Once the other administrative interfaces are provisioned, the CLI is not required, but is installed by default on all nodes in the cluster to facilitate on-machine troubleshooting and maintenance.
HTTP API
The HTTP API interface (pvcapi
, package pvc-api-client
) is configured by default on a special set of cluster-aware VMs, and provides a feature-complete implementation of the CLI interface via standard HTTP commands. The API allows building advanced configuration utilities integrating PVC without the overhead of the CLI. The HTTP API is optional and installation can be disabled during cluter initalization.
WebUI
The HTTP Web user interface (pvcweb
, package pvc-web-client
) is configured by default on the cluster-aware VMs running the HTTP API, and provides a stripped-down web interface for a number of common administrative tasks, as well as reporting and monitoring functionality.
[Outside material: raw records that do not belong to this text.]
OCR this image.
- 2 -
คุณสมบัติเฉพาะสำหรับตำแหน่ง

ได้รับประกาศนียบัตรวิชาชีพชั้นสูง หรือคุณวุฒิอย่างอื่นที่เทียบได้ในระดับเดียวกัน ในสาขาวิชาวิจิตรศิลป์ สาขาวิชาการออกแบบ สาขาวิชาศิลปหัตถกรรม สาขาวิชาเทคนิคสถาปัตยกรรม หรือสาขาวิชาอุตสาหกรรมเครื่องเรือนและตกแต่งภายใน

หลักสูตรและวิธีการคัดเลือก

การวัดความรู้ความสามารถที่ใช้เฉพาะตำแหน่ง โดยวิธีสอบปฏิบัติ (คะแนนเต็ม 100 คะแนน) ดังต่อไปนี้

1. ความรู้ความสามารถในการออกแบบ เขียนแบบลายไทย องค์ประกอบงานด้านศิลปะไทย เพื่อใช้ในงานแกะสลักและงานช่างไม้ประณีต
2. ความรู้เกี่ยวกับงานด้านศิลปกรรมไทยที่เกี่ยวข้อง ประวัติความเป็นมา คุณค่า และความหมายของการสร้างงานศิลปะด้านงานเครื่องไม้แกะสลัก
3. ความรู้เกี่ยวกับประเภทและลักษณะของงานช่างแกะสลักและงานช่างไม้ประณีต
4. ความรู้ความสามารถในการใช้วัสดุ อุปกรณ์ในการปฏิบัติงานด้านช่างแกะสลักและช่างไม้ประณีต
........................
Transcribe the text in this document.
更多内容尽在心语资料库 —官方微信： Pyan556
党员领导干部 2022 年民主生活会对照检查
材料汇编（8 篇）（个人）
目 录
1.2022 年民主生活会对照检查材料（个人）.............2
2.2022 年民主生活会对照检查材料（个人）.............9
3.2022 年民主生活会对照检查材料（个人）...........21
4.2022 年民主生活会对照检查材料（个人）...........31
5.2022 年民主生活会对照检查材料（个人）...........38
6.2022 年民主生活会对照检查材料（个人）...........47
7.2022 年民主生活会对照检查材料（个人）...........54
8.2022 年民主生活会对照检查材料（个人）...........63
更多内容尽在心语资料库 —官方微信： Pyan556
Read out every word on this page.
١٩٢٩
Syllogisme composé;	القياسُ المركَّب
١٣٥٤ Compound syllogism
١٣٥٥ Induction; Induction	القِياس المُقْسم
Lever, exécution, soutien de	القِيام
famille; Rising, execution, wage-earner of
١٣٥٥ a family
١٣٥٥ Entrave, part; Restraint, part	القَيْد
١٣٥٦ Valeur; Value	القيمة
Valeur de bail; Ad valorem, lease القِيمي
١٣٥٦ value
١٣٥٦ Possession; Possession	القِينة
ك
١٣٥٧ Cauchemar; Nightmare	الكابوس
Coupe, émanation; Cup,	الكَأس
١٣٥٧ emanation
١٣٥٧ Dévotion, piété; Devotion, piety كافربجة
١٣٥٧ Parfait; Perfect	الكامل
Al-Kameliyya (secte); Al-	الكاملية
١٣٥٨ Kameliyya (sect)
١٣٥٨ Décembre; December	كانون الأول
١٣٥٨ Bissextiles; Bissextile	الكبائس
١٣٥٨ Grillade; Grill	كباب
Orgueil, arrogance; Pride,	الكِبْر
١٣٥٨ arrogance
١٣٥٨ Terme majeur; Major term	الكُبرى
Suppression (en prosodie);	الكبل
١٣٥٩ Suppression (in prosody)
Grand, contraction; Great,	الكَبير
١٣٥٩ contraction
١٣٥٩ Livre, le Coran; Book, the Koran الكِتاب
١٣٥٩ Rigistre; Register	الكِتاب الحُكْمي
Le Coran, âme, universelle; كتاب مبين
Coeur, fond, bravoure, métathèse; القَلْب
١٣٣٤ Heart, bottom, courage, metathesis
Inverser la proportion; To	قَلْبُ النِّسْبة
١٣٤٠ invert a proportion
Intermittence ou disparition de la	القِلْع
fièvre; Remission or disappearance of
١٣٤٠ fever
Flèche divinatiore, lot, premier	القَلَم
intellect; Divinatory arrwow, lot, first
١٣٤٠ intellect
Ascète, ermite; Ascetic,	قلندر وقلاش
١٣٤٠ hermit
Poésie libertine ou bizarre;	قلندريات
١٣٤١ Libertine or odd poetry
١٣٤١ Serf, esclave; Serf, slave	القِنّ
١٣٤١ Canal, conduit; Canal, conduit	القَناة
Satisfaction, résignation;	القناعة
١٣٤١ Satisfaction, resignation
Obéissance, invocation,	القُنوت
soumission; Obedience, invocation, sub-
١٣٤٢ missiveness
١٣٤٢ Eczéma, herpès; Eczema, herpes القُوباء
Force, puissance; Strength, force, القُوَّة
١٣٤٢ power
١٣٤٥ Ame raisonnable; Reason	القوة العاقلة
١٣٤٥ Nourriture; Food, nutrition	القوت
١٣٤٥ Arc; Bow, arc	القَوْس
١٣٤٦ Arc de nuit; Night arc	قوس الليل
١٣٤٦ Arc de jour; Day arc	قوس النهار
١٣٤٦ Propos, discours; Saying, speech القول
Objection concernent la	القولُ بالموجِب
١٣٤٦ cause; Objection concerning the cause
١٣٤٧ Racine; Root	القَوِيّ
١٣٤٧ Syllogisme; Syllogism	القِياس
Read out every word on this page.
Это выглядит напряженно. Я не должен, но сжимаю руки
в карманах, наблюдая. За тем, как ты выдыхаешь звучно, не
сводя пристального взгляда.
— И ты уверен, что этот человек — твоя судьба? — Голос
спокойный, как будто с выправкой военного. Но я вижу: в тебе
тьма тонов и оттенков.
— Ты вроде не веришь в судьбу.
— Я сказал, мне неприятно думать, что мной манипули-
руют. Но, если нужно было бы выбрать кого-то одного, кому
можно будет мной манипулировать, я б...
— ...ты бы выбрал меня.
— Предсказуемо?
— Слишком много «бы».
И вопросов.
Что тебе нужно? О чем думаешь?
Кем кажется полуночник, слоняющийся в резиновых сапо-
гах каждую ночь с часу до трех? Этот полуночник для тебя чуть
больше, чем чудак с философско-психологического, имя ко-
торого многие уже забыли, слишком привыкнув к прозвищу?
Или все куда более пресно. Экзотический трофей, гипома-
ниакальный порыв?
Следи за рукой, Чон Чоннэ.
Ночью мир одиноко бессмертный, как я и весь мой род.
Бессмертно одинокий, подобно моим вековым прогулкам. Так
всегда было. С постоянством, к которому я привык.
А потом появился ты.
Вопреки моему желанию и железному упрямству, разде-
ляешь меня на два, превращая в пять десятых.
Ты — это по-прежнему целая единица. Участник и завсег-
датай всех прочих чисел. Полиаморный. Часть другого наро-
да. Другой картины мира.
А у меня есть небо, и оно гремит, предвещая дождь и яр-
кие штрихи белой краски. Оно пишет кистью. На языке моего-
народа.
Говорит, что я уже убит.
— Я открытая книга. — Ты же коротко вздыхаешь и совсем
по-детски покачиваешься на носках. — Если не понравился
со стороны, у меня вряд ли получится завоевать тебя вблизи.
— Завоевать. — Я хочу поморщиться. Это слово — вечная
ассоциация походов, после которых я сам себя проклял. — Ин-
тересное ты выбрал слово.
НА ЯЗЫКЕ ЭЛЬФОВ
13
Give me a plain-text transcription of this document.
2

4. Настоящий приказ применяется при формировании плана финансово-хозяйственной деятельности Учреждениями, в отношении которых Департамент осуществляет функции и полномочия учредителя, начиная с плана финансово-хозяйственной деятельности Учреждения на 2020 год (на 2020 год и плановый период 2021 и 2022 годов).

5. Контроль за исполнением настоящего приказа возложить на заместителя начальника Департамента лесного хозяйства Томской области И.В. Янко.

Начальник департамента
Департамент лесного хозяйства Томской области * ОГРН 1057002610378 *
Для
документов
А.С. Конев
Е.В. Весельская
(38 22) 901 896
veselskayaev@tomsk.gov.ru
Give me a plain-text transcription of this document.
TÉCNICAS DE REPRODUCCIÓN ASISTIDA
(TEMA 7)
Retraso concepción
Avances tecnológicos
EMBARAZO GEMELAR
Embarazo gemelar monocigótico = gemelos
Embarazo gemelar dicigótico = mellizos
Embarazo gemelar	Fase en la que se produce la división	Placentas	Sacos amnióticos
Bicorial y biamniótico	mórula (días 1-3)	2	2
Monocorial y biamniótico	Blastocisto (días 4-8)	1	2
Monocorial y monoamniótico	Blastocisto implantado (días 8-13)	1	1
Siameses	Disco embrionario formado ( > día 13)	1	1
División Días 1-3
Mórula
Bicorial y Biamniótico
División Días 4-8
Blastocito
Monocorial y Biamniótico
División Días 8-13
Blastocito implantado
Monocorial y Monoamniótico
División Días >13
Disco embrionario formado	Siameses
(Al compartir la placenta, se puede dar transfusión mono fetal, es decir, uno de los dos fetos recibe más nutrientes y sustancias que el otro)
Like the HTTP API, the WebUI is optional and installation can be disabled during cluster initalization.
Direct Python bindings
While not specifically an interface, the Python functions used by the above interfaces are available via the package pvc-client-common
, and can be used in custom scripts or programs directly to bypass the CLI or API interfaces.
Changelog
0.4
- Recombination of daemons and expansion of functionality into client network management and routing.
0.3
- Major revisions to expand functionality.
0.2
- Minor tweaks and stability improvements.
0.1
- Initial release; all basic functionality implemented.
Building
This repo contains the required elements to build Debian packages for PVC. It is not handled like a normal Python package but instead the debs contain the raw files placed in Debianized places.
- Run
build-deb.sh
; you will needdpkg-buildpackage
installed. - The output files for each daemon and client will be located in the parent directory.